CAT rules on reserved matters in Sainsbury’s damages action against MasterCard. . On 6 January 2017, the Competition Appeal Tribunal (CAT) published its ruling of 21 December 2016, regarding how the interest was to be calculated on the damages awarded to Sainsbury's Supermarkets Ltd (Sainsbury’s) in the CAT's July 2016 judgment against MasterCard. In the July 2016 judgment, the CAT had found that MasterCard's UK multilateral interchange fee infringed Article 101(1) of the TFEU, and awarded damages to Sainsbury’s of £68,582,245 plus interest.

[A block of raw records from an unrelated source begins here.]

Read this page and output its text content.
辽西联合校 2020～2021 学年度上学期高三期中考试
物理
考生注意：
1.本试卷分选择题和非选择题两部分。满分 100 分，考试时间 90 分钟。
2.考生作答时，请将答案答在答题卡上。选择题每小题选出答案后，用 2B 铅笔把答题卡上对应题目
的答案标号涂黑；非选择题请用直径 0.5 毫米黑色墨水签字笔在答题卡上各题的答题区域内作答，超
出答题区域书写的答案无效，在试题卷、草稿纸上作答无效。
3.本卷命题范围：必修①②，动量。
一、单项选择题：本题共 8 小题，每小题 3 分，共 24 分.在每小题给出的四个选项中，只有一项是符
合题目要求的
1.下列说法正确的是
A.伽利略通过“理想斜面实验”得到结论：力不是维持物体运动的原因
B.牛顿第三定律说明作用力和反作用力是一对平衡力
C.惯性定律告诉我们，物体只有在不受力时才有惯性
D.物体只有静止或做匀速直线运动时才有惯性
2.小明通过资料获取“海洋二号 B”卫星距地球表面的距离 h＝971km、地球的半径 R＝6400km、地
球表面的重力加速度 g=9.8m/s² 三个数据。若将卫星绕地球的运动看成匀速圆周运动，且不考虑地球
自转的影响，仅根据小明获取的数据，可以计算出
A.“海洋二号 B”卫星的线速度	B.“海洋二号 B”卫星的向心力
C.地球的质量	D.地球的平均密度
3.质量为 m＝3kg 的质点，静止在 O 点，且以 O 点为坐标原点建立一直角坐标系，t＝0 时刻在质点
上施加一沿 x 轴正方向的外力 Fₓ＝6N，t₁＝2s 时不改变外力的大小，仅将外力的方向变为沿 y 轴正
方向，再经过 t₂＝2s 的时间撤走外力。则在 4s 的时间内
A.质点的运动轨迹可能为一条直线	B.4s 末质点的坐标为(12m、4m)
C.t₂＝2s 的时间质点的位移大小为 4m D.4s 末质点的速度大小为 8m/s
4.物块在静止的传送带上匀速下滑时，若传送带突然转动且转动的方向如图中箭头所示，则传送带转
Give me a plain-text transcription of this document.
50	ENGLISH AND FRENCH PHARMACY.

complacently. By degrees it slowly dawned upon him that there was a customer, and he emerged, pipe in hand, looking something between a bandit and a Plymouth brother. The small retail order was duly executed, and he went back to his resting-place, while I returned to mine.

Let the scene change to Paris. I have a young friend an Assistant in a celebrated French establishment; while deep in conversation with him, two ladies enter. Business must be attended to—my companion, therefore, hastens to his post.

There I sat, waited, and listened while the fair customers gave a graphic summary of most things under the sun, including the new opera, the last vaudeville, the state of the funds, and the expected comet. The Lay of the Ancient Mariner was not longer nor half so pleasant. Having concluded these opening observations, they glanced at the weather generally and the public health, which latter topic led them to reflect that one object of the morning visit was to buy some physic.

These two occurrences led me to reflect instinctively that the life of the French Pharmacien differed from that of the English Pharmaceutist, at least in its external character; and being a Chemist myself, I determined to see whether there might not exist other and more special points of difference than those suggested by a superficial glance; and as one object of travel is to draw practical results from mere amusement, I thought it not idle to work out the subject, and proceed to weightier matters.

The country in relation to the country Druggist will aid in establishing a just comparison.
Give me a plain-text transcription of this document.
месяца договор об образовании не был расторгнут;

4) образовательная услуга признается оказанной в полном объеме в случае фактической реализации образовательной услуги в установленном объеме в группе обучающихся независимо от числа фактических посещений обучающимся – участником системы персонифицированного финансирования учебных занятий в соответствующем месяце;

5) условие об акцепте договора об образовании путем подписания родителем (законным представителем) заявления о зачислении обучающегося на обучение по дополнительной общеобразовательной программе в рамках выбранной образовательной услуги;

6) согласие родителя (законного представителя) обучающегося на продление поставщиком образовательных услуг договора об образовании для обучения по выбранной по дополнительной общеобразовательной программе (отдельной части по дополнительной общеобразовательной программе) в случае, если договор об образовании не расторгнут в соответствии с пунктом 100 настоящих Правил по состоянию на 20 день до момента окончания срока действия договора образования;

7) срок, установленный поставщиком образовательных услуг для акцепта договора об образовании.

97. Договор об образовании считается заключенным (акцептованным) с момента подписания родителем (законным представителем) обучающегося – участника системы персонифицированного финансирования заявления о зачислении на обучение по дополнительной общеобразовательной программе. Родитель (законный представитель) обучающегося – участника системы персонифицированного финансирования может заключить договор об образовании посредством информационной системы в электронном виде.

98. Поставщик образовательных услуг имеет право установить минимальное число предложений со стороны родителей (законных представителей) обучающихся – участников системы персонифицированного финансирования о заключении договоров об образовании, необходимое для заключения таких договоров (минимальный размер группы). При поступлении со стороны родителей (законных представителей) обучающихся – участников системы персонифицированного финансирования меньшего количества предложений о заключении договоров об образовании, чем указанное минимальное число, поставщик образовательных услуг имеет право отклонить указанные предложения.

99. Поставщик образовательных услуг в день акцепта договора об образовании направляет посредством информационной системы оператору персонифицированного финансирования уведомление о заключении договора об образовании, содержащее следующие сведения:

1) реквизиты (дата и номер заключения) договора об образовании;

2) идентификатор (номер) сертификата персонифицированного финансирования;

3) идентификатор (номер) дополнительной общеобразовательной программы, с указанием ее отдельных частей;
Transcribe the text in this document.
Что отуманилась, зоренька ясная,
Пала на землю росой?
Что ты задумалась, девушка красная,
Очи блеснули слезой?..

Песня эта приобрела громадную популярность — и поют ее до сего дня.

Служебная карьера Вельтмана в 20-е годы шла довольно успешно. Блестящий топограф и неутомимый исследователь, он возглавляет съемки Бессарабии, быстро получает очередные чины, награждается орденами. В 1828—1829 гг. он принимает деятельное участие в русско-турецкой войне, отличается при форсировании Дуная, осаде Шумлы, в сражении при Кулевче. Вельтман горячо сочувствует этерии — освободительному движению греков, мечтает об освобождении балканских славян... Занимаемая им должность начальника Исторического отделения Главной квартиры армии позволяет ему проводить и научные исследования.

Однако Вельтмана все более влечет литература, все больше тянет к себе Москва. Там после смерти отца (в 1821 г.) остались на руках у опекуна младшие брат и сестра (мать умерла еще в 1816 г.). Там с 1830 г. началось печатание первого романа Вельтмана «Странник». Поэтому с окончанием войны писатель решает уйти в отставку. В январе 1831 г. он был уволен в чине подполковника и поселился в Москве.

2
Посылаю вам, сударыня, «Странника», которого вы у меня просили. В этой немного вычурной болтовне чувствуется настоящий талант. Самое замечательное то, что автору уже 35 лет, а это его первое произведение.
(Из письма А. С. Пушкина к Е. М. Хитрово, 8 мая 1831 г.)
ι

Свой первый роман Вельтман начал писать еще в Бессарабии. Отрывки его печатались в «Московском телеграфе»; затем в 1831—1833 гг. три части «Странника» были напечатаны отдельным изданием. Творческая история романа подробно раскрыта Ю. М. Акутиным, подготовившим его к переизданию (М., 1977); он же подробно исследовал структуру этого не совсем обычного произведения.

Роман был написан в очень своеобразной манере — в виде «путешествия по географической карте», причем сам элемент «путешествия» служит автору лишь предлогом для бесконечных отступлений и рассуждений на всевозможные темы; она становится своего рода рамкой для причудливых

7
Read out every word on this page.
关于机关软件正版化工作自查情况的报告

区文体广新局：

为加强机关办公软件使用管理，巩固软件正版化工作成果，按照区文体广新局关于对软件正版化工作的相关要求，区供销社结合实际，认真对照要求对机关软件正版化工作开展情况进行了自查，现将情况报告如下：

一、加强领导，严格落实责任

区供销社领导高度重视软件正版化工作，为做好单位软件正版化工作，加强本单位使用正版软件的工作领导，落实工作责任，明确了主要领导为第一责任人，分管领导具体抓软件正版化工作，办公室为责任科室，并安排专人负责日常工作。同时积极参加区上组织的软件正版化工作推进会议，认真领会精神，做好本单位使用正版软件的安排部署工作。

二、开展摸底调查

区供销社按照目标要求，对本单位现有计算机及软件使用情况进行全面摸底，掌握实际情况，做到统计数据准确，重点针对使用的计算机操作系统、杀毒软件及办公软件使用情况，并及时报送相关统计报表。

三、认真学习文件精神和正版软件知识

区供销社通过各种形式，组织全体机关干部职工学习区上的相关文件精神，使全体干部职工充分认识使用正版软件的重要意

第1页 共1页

However, Sainsbury’s and MasterCard disagreed on what witness report the judgment referred to when instructing how the interest was to be calculated, and the CAT reserved this matter for further hearing on 16 December 2016. At the hearing, Sainsbury’s argued that the rates of interest should be those stated in one report of an expert witness used by MasterCard (the pre-tax figures), whereas MasterCard argued that the rates used should be those stated in a subsequent report by the same expert witness (the post-tax figures).The CAT ruled in favour of MasterCard on the points raised; it found that it was clear that the subsequent report simply intended to update the first report, as the first report was calculated on the basis of incomplete data from Sainsburys. As a result of this ruling, Sainsburys must repay some of the monies paid by MasterCard to Sainsburys pursuant to the CAT's main judgment.